I’ve also lost a lot of weight, or at least I think I have, though one of my neighbours tells me that she can’t see the difference. 16lbs loss and she can’t see the difference!?!? I guess it just indicates how much more I need to lose to get back to a reasonable weight, which, in fairness, is something I’ve been aware of for a good while now. Anyway what that weight loss means is that my body is changing shape, sometimes on a daily basis it seems, and this means that, when I do something simple such as rub my hands across my stomach in the shower, the body they feel doesn’t really match with the memory imprint, well I suppose it might if the memory imprint was to be searched back ten or fifteen years. I mean, there’s no hair, I now have ribs, and, there’s even beginning to be a suggestion of abs!

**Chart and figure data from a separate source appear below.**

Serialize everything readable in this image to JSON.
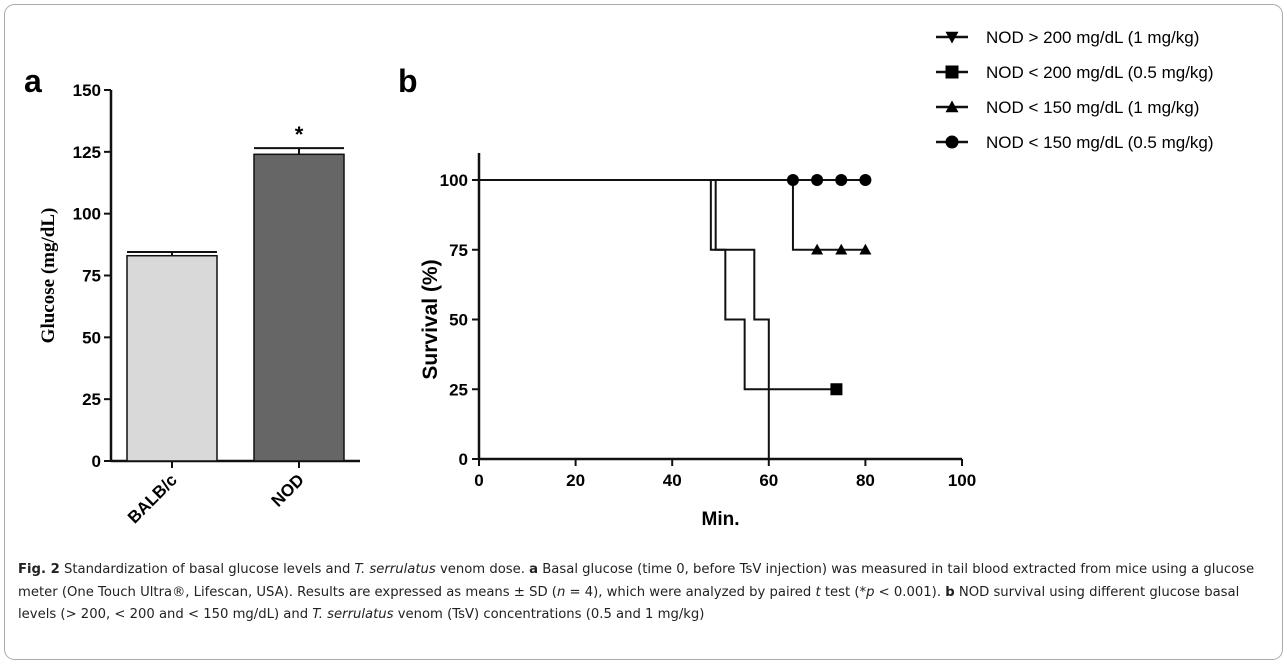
{
  "figure": {
    "caption_parts": [
      {
        "t": "Fig. 2",
        "s": "b"
      },
      {
        "t": " Standardization of basal glucose levels and ",
        "s": ""
      },
      {
        "t": "T. serrulatus",
        "s": "i"
      },
      {
        "t": " venom dose. ",
        "s": ""
      },
      {
        "t": "a",
        "s": "b"
      },
      {
        "t": " Basal glucose (time 0, before TsV injection) was measured in tail blood extracted from mice using a glucose meter (One Touch Ultra®, Lifescan, USA). Results are expressed as means ± SD (",
        "s": ""
      },
      {
        "t": "n",
        "s": "i"
      },
      {
        "t": " = 4), which were analyzed by paired ",
        "s": ""
      },
      {
        "t": "t",
        "s": "i"
      },
      {
        "t": " test (*",
        "s": ""
      },
      {
        "t": "p",
        "s": "i"
      },
      {
        "t": " < 0.001). ",
        "s": ""
      },
      {
        "t": "b",
        "s": "b"
      },
      {
        "t": " NOD survival using different glucose basal levels (> 200, < 200 and < 150 mg/dL) and ",
        "s": ""
      },
      {
        "t": "T. serrulatus",
        "s": "i"
      },
      {
        "t": " venom (TsV) concentrations (0.5 and 1 mg/kg)",
        "s": ""
      }
    ]
  },
  "colors": {
    "bar_balbc": "#d9d9d9",
    "bar_nod": "#666666",
    "axis": "#111111",
    "frame": "#aaaaaa"
  },
  "chart_data": [
    {
      "panel_label": "a",
      "type": "bar",
      "categories": [
        "BALB/c",
        "NOD"
      ],
      "values": [
        83,
        124
      ],
      "error": [
        1.5,
        2.5
      ],
      "significance": [
        "",
        "*"
      ],
      "ylabel": "Glucose (mg/dL)",
      "xlabel": "",
      "ylim": [
        0,
        150
      ],
      "yticks": [
        0,
        25,
        50,
        75,
        100,
        125,
        150
      ],
      "grid": false,
      "legend": "none"
    },
    {
      "panel_label": "b",
      "type": "line",
      "step": true,
      "xlabel": "Min.",
      "ylabel": "Survival (%)",
      "xlim": [
        0,
        100
      ],
      "ylim": [
        0,
        100
      ],
      "xticks": [
        0,
        20,
        40,
        60,
        80,
        100
      ],
      "yticks": [
        0,
        25,
        50,
        75,
        100
      ],
      "grid": false,
      "legend": "top-right",
      "series": [
        {
          "name": "NOD > 200 mg/dL (1 mg/kg)",
          "marker": "triangle-down",
          "x": [
            0,
            49,
            57,
            60
          ],
          "y": [
            100,
            75,
            50,
            0
          ],
          "censor": []
        },
        {
          "name": "NOD < 200 mg/dL (0.5 mg/kg)",
          "marker": "square",
          "x": [
            0,
            48,
            51,
            55,
            74
          ],
          "y": [
            100,
            75,
            50,
            25,
            25
          ],
          "censor": [
            [
              74,
              25
            ]
          ]
        },
        {
          "name": "NOD < 150 mg/dL (1 mg/kg)",
          "marker": "triangle-up",
          "x": [
            0,
            65,
            80
          ],
          "y": [
            100,
            75,
            75
          ],
          "censor": [
            [
              70,
              75
            ],
            [
              75,
              75
            ],
            [
              80,
              75
            ]
          ]
        },
        {
          "name": "NOD < 150 mg/dL (0.5 mg/kg)",
          "marker": "circle",
          "x": [
            0,
            80
          ],
          "y": [
            100,
            100
          ],
          "censor": [
            [
              65,
              100
            ],
            [
              70,
              100
            ],
            [
              75,
              100
            ],
            [
              80,
              100
            ]
          ]
        }
      ]
    }
  ]
}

Not all the weight loss is down to fat loss, no, some of it is down to lost muscle mass. Now I’ve never been hugely muscled but I’ve led a fairly active life with walking, kayaking, mountain-biking and hurling my grandkids around in ways which make them squeal with delight, so I’ve had a good muscle mass, but now it’s very much reduced. I rub a hand along my shoulders and there feels to be nothing there but skin and bone. I look at my forearms and can see that they just aren’t as thick as they used to be. My thighs are changing shape as well.
So maybe now you understand why I can say “I’m not really feeling myself”.
One thing I have been meaning to mention on here for a while now is Cancerville. Cancerville is really William (Bill) Penzer Ph. D. a psychologist whose daughter has had cancer. Bill first came to my attention a few months ago when my wife returned from a find-out-more-about-cancer event saying she’d met someone who would like to talk with my about my experiences as someone with cancer for a book he is writing, and that he’d given her a copy of his previous book “How to Cope Better When Someone You Love Has Cancer”. Bill explains about the book and how he came to write it on the Cancerville website, or you can read reviews on Amazon. Now this isn’t a sales pitch, and I have to say that “How to Cope Better When Someone You Love Has Cancer” is not the kind of thing I would have read when my first wife was diagnosed with cancer, but it will be very helpful to a lot of people and if some of your family are struggling then it may be worth pointing them towards a copy either in a local book shop or at the library. I mention this because, after several conversations and emails, I’ve come to the conclusion that Bill is a very genuine guy who will respond to your emails to him. More importantly Bill, as he admits in his book, was surprised at some of the places he found himself when coping with the news of his daughter’s cancer, so he does speak with humble authority and his thoughts on cess pits and dams are worth looking at.